Nonprofits that provide services to residents with developmental disabilities may end up as unintended casualties of the passage of Proposition 206, which raised Arizona’s minimum wage to $10 an hour.
Some of those organizations must now come up with more money to continue to serve their clients. In Arizona, more than 40,000 people live with some form of developmental disability. Some are being cared for by their families, while others are in small group homes where the care is specialized, according to state agencies.
Many of the adults at the Easter Seals Blake Foundation day care program in Tucson have intense physical and emotional needs, and 15 of them are wheelchair-bound. Some depend on the human connection found at the facility.
Mary, who receives care at Easter Seals Blake, is 50 years old, has cerebral palsy and has lived most of her life in a wheelchair. Forty years ago, the solution was to warehouse people like Mary in large institutions.
“Arizona Used to be one of the best states for human services – it really was,” said Ema Kammeyer, who has led the Easter Seals Blake Foundation in Tucson for 30 years.
Gina Judy, the foundation’s Chief Operating officer, said Arizona used to be know as having the most advanced deinstitutionalization efforts.
But then came the 2008 recession, and state funding for such nonprofits was cut, across the board, by an average of 25 percent.
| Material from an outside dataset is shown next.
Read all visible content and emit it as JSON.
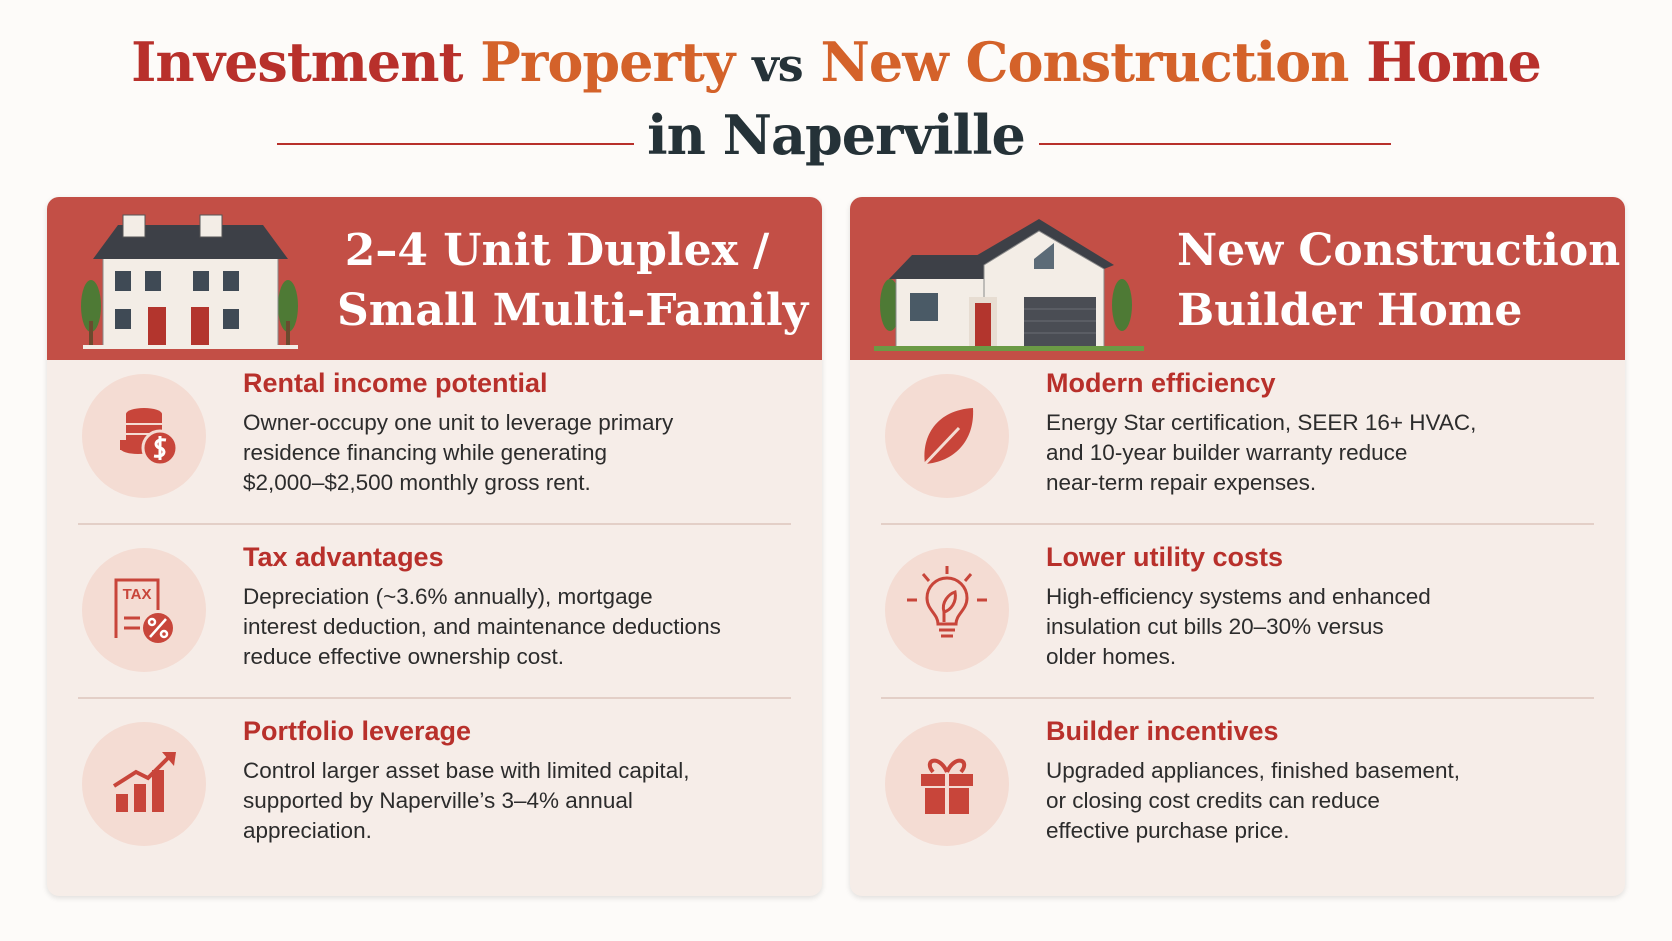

The industry has yet to recuperated from the loss. Now, the statewide mandatory minimum wage increase is presenting the challenge of finding even more money.
“The dollar figure for us on an annual basis is about half a million dollars,” Kammeyer said.
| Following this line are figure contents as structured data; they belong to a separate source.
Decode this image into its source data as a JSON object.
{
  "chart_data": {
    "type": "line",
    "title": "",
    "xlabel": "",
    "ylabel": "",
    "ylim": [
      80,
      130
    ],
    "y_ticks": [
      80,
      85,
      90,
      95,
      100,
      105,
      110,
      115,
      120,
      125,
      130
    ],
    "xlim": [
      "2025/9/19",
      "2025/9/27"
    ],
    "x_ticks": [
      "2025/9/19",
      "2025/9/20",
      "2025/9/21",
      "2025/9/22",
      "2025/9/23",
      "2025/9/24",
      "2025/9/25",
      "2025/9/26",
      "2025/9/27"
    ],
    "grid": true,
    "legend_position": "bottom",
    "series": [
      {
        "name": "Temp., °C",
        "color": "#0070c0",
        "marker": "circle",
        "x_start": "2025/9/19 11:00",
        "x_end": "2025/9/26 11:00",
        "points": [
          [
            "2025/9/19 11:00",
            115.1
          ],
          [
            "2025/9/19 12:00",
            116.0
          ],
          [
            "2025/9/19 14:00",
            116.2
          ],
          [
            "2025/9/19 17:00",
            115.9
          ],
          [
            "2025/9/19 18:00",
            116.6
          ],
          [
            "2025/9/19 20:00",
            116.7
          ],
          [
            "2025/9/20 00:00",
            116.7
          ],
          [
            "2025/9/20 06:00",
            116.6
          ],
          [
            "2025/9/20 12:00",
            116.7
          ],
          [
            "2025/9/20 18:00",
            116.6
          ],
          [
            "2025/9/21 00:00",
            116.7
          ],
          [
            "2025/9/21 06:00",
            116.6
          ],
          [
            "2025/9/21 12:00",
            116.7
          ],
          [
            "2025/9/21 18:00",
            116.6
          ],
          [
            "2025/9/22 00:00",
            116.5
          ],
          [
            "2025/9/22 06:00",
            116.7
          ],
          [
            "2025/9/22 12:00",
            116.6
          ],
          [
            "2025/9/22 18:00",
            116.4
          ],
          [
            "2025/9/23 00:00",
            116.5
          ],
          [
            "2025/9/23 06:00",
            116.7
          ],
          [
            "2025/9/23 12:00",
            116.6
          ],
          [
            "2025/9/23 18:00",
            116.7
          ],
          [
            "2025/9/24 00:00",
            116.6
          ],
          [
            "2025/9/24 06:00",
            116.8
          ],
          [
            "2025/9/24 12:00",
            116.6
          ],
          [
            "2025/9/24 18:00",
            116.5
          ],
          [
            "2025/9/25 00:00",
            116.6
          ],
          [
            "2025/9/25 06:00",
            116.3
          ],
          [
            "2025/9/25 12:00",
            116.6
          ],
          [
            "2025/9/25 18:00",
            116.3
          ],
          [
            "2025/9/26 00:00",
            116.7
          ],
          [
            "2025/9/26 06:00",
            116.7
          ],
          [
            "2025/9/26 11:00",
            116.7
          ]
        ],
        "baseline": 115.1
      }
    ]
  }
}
Finding half a million dollars more per year to pay for the salary increases, on top of having to live with those state budget cuts from 2008, means something has to give, she added.
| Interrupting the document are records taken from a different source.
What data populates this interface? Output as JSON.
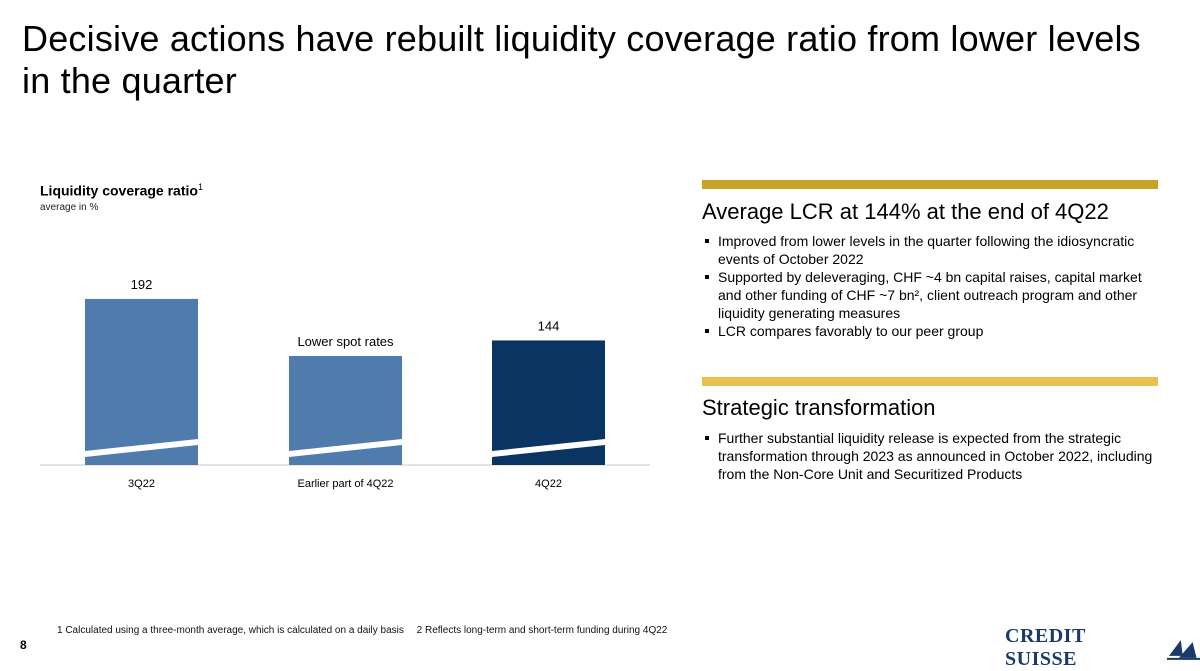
{
  "title": "Decisive actions have rebuilt liquidity coverage ratio from lower levels in the quarter",
  "chart_heading": {
    "title": "Liquidity coverage ratio",
    "title_sup": "1",
    "unit": "average in %"
  },
  "chart_data": {
    "type": "bar",
    "categories": [
      "3Q22",
      "Earlier part of 4Q22",
      "4Q22"
    ],
    "values": [
      192,
      null,
      144
    ],
    "bar_heights_relative": [
      192,
      126,
      144
    ],
    "data_labels": [
      "192",
      "Lower spot rates",
      "144"
    ],
    "colors": [
      "#4f7cad",
      "#4f7cad",
      "#0a3563"
    ],
    "axis_break": true,
    "title": "Liquidity coverage ratio",
    "ylabel": "average in %",
    "grid": false
  },
  "colors": {
    "gold": "#c9a227",
    "gold_light": "#e8c24f",
    "navy": "#0a3563",
    "blue": "#4f7cad",
    "brand": "#1b3a6b"
  },
  "panel1": {
    "heading": "Average LCR at 144% at the end of 4Q22",
    "bullets": [
      "Improved from lower levels in the quarter following the idiosyncratic events of October 2022",
      "Supported by deleveraging, CHF ~4 bn capital raises, capital market and other funding of CHF ~7 bn², client outreach program and other liquidity generating measures",
      "LCR compares favorably to our peer group"
    ]
  },
  "panel2": {
    "heading": "Strategic transformation",
    "bullets": [
      "Further substantial liquidity release is expected from the strategic transformation through 2023 as announced in October 2022, including from the Non-Core Unit and Securitized Products"
    ]
  },
  "footnotes": [
    "1 Calculated using a three-month average, which is calculated on a daily basis",
    "2 Reflects long-term and short-term funding during 4Q22"
  ],
  "page_number": "8",
  "logo": {
    "text": "CREDIT SUISSE",
    "icon": "sails-icon"
  }
}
For nonprofit United Cerebral Palsy of Southern Arizona(USPCA), it means cutting the vital “Respite Daily” program, which gives families a break in caregiving for a loved one with severe disabilities. Respite Daily is overnight care or – in the case of an emergency – trained care for a few days at a time.
Rhonda Murray is the Human Resources director for United Cerebral Palsy of Southern Arizona.
“Most agencies had already eliminated Respite Daily. We were one of the last holdouts available for families to do respite daily, said Rhonda Murray, human resources director for UCPSA. “So no longer will families be able to contract with us for longer than 11 hours of respite per day.”
Murray said the organizations aren’t opposed to the increase. They’re just struggling to make it work.
“We know that our employees deserve – they definitely deserved – a minimum-wage increase. However, it seems that the voters were not completely informed of how that would happen, especially for entitlement programs like ours.”
An emergency budget extension of $36 million was signed by Gov. Doug Ducey last week to help nonprofit agencies funded by the state make it to the end of the fiscal year in June. But after that, agencies may have to cut programs, cut employees or close their doors.